Welcome: Enjoy our past, believe in our future
Published 10:52 pm Saturday, March 3, 2012
There’s just something about walking over the Edmund Pettus Bridge. There’s just something about reaching the apex of the bridge and looking down, envisioning what it must have been like in March 1965.
What would you have done if faced with such a decision?
Would you have turned around and headed home or would you have continued on, believing in your heart that you were right and that changes must be made?
Thankfully for us all, those brave marchers on that fateful Sunday morning chose to continue on — despite knowing they would be attacked and beaten.
Today, we will once again honor their sacrafice and their bravery. Today we will once again honor their commitment to changing our country for the better, assuring everyone has the same civil rights and those rights are protected.
For Selma, it is likely best known for the events of Bloody Sunday and the place it holds in American history. But there is so much more to the Queen City.
It had a rich history long before March 1965 and it continues today to be one the most historic cities in the state and nation.
But, Selma also has a future; a bright future.
Despite what some would consider chronic unemployment, Selma is home to a proud people, a proud workforce, who have made companies like Zeigler, International Paper, Bush Hog and others very successful.
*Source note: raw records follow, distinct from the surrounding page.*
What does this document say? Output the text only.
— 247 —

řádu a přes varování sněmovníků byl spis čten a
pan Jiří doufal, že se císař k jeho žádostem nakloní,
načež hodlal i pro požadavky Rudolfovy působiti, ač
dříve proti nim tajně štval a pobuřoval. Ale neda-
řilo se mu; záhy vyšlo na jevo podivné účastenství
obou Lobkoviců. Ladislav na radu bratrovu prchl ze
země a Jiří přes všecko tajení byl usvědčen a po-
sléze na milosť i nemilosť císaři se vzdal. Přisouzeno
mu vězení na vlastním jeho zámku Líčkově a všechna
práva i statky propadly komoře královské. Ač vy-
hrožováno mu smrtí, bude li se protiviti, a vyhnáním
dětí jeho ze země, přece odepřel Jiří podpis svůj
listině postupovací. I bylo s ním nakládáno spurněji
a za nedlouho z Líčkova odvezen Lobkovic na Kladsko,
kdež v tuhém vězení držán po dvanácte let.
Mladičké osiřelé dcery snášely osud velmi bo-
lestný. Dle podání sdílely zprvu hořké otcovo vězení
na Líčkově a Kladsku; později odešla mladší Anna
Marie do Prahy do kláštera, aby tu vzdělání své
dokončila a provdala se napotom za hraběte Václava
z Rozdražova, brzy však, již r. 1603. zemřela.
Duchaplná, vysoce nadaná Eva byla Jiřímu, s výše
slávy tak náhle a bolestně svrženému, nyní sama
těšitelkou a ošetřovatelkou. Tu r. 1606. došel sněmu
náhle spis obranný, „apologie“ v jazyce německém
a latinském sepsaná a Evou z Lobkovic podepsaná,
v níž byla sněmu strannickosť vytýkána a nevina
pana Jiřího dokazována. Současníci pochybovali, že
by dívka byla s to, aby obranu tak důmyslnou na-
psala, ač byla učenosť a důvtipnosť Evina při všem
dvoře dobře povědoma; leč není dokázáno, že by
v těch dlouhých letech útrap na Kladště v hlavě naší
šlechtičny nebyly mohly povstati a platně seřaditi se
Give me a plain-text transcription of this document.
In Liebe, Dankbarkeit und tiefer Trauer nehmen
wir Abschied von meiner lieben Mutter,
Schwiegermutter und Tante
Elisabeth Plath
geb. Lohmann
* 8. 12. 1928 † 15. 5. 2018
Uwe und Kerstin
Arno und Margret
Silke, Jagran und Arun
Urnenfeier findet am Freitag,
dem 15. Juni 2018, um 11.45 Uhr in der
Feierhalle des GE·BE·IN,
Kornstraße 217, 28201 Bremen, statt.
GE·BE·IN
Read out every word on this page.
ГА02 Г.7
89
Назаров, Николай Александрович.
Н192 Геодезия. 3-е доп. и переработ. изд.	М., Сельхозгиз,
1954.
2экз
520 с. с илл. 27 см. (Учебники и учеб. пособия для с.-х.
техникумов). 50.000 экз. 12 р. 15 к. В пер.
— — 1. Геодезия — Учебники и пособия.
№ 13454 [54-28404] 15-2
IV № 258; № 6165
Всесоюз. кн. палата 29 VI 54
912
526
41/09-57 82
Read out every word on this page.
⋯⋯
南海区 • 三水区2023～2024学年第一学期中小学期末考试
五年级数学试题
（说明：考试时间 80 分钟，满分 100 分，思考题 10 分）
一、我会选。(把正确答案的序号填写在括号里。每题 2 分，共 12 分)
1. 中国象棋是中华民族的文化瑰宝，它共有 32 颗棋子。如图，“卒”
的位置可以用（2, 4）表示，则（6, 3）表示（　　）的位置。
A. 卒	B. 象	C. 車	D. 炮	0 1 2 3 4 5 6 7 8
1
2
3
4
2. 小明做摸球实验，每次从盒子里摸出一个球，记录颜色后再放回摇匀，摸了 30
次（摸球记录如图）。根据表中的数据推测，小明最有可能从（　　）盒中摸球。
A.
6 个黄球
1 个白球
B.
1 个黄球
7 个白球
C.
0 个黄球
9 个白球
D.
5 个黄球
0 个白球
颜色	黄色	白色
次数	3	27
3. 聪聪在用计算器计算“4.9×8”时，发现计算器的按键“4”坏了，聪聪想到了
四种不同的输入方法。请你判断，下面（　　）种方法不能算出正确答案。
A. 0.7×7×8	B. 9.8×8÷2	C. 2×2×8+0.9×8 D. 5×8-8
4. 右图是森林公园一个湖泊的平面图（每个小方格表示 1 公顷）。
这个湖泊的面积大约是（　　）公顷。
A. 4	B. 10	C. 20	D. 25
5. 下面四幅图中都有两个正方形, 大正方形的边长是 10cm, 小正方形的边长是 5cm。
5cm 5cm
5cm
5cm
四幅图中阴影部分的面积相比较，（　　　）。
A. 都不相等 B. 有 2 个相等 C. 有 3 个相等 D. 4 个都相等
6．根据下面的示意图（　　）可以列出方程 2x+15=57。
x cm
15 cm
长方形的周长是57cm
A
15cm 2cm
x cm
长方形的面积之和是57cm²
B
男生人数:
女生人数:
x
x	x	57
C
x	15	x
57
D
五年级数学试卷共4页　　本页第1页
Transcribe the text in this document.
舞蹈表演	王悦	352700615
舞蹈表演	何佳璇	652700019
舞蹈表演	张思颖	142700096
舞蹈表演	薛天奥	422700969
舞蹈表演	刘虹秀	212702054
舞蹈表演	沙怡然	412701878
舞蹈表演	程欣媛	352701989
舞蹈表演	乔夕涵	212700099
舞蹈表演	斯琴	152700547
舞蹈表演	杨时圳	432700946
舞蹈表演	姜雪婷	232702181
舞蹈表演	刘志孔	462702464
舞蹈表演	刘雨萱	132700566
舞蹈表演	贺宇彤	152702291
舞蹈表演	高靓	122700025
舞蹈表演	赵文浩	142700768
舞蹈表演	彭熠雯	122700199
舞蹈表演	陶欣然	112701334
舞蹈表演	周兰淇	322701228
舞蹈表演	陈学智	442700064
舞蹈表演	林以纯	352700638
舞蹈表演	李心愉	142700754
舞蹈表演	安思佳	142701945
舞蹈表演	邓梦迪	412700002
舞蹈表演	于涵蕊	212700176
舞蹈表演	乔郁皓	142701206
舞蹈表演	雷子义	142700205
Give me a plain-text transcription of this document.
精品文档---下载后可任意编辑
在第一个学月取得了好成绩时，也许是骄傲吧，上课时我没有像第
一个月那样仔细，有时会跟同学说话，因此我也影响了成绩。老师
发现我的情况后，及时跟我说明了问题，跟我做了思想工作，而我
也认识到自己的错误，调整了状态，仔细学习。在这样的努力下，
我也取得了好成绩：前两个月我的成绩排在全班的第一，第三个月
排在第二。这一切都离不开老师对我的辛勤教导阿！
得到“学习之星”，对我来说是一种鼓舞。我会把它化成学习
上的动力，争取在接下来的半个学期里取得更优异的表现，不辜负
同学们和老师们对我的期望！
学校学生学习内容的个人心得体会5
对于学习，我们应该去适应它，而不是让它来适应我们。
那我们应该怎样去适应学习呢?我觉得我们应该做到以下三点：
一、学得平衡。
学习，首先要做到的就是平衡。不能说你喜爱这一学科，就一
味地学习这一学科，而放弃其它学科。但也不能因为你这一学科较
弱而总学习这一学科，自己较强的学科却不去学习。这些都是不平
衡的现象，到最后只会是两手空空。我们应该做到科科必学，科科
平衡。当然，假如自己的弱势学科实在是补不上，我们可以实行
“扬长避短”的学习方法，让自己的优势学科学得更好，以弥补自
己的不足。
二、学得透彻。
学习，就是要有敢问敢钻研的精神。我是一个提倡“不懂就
Selma sits in the middle — as the capital — of Alabama’s Black Belt, an area with unmeasurable potential when it comes to natural resources.
Does Selma have it’s problems? Absolutely, and far too often those problems overshadow the great things taking place.
Today, as we welcome thousands upon thousands of guests to our town, it would be wise for us to welcome them by saying, “welcome to Selma. Enjoy our past, but believe in our future.”